I think the benefit here is that bias is easier to identify in an AI and if it's easier to identify it's easier to control and implement bias reduction mechanisms. Humans are much less upfront about their biases
> and if it's easier to identify it's easier to control and implement bias reduction mechanisms.
Nobody does this.
For the vast, vast, vast majority of employers using AI in hiring, it's even too much to ask for them to set the temperature to 0 to ensure they have consistent reproduceable output.
They're just slinging shit into a completely unaccountable chain of LLMs. Even when explicitly told not to, random workers still just go against company policy and chuck the resume into ChatGPT because they're too lazy to write an email.
The reality of hiring right now is that it's a shitshow both ways. LLMs trained on all the vile racism 4chan and reddit could muster, then given "pls make diverse founding fathers" system prompts. EVERYBODY loses.
I don't know where your "Q and A" comes from, but I tried to ask the question to Gemini, and it provided a nuanced answer, involving other criteria than skills. In other words it said "it depends". When I asked to answer in just one word it said "Neither". I couldn't get him to pick the man or the woman.
My point is not that they are unbiased, but that could not replicate the example you provided (at least it seems to me that it's an example ? Unless it's fiction ?)
The above is specifically from a different LLM trained on the data with the knowledge cutoff of year 1913. Gemini has a cutoff date somewhere in 2025 from what I remember.
If you want to replicate, you should try the same question on the same custom LLM, not Gemini.
LLM trained on texts from before 1913 (Source: https://github.com/DGoettlich/history-llms):
Q. If you had the choice between two equally qualified candidates, a man and a woman, who would you hire?

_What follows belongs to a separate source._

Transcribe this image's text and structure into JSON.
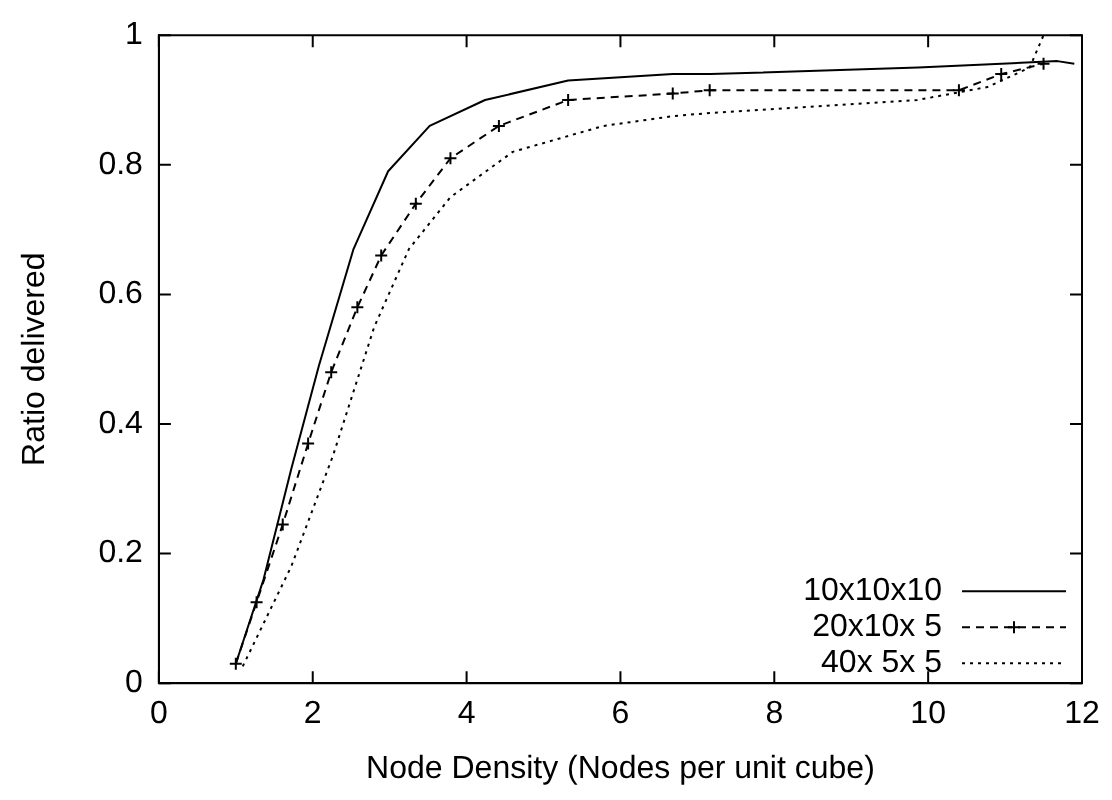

A. I should prefer a man of good character and education to a woman. A woman is apt to be less capable, less reliable, and less well trained. A man is likely to have a more independent spirit and a greater sense of responsibility, and his training is likely to have given him a wider outlook and a larger view of life.
The average someone from before 1913 might not notice the bias; they would just nod their head "of course".
Just like Joe A. Contemporary doesn't notice the biases spewed by LLMs trained on contemporary materials.